The investment was led by ARCH Venture Partners, joined by new backer DFJ Growth and returning investors including F-Prime, General Catalyst, GV, Lux Capital, Mubadala Capital, and the American Cancer Society’s BrightEdge Fund, several of which increased their positions in the company.

The funding aims to expand Paradigm Health’s footprint as global drugmakers seek faster, more cost-efficient trials and major healthcare providers look to bring research closer to patients’ day-to-day care environments. The company currently supports Phase I–III oncology studies for 15 of the world’s 20 largest pharmaceutical companies.

When trials run more efficiently, new treatments reach patients sooner,” said Robert Nelsen, Managing Partner at ARCH Venture Partners and Co-Founder and Board Chair of Paradigm Health. “The industry has needed a unified platform for years—one that helps hospitals and sponsors run studies faster, more intelligently, and at lower cost.

The announcement comes months after Paradigm Health acquired the clinical research business of Flatiron Health, giving the company what is now considered the largest oncology research network in the U.S. That network spans 45 states, 166 healthcare organizations, and 2,100 care locations, placing roughly 70% of U.S. cancer patients within accessible distance of an active clinical trial site.

Chief Executive Officer Kent Thoelke said the company is focused on solving the longstanding divide between academic research hubs and the community clinics where most patients receive care.
Only a small fraction of trials occur outside major academic centers,” Thoelke said. “Patients in community and rural areas deserve equal access. We’re creating a scalable research ecosystem that functions inside real clinical workflows, reducing the burden on providers and speeding enrollment dramatically.

The company’s AI-powered infrastructure automates tasks such as patient-trial matching and site feasibility assessments, enabling health systems to enroll participants up to four times faster while lowering operational demands. Its newly launched Trial Design Service further supports pharmaceutical sponsors in building interventional and pragmatic studies within everyday care settings.

Justin Kao, Partner at DFJ Growth, described Paradigm Health as “the AI-native platform built for this moment,” adding that the surge in AI-driven drug discovery will require more efficient trial operations. “They pair breakthrough technology with the country’s largest clinical network to make trials dramatically faster and more accessible,” he said.

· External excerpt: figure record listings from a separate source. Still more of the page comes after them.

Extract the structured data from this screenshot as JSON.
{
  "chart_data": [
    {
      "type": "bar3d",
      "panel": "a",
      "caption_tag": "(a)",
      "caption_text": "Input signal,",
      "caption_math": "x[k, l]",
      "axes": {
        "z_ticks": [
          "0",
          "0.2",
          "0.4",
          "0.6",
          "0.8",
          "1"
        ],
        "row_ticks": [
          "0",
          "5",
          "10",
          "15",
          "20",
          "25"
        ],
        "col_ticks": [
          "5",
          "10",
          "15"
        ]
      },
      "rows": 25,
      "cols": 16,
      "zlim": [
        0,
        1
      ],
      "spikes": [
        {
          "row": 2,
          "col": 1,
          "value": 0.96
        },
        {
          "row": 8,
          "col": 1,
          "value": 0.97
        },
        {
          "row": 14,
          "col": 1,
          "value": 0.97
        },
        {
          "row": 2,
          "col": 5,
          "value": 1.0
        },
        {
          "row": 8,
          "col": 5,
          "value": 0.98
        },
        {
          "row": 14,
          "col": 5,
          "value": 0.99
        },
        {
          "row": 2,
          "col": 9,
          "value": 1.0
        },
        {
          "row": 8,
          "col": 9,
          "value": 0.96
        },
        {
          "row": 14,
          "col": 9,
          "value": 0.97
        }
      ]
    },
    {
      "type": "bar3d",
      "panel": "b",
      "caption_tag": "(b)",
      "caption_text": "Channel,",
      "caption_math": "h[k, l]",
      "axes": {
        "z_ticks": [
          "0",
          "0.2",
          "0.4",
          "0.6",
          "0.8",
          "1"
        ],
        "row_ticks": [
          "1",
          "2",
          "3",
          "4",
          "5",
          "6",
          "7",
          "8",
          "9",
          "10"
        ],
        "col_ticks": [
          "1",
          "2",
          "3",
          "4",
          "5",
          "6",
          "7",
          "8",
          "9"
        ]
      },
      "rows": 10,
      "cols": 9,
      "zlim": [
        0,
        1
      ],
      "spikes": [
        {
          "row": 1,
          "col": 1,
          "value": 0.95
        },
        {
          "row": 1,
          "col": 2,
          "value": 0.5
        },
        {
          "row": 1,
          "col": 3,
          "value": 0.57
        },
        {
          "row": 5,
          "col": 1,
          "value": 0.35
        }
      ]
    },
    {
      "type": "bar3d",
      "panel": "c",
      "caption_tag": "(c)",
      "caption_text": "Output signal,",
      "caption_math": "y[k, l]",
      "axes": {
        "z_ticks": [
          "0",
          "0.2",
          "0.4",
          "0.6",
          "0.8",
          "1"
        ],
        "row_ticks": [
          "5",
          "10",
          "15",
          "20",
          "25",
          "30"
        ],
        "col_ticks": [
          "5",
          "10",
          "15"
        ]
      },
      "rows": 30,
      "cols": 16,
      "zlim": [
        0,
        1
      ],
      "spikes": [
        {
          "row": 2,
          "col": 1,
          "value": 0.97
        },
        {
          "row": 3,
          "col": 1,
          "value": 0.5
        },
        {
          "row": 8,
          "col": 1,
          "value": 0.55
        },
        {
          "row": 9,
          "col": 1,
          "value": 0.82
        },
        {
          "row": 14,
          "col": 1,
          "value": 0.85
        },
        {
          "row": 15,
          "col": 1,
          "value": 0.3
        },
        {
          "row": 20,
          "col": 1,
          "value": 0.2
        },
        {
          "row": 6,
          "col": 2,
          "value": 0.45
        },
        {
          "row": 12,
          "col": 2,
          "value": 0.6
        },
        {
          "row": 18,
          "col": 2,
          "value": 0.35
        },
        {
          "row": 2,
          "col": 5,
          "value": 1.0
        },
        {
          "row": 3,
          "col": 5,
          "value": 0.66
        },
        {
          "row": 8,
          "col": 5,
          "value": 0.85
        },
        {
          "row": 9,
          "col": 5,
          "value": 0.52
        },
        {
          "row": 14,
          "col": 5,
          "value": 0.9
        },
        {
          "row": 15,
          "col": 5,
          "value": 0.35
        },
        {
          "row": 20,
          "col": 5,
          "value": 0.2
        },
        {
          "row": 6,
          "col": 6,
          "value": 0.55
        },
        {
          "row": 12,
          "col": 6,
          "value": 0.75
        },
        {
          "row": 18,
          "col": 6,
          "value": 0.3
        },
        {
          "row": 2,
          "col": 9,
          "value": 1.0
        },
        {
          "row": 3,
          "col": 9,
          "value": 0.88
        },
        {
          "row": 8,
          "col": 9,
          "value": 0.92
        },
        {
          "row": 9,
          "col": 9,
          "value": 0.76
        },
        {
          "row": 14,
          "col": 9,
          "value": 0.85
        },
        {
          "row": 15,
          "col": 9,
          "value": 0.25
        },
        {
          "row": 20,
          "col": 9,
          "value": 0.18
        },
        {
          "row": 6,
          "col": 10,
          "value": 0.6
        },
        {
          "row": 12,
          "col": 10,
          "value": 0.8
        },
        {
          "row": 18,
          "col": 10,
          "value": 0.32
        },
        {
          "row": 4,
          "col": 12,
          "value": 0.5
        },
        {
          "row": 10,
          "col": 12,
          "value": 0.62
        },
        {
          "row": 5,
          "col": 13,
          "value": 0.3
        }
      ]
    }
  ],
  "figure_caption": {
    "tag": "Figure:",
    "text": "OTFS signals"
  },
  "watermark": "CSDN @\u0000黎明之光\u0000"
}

Editorial Analysis: Why Paradigm Health’s Model Matters

Paradigm Health is positioning itself at the intersection of two forces reshaping drug development: the explosion of AI-enabled therapeutics and the growing demand for real-world, decentralized research. While much of the industry talks about democratizing clinical trials, few organizations have successfully paired advanced data automation with national-scale clinical infrastructure. Paradigm appears to be one of the first doing both at once.

By integrating trials directly into routine care, the company addresses several long-standing inefficiencies—not just slow recruitment, but also the lack of diversity and geographic inclusion in research. Its reach into community oncology clinics is particularly significant, as these sites treat the majority of U.S. cancer patients yet remain historically underrepresented in clinical studies.

Moreover, the expansion beyond oncology into neuroscience, cardiology, and metabolic disease suggests a strategic recognition that the next wave of therapeutics—including gene therapies, precision drugs, and AI-discovered candidates—will require broader and more agile trial networks. If Paradigm continues executing at this scale, it may help modernize not only trial logistics but the entire ecosystem’s expectations for speed, equity, and scientific rigor.

The company’s trajectory aligns with global healthcare trends: decentralization, real-time data use, and community-based medicine. If sustained, its model could materially reduce the time it takes for novel therapies to move from lab benches to patients’ hands—one of the most consequential bottlenecks in modern medicine.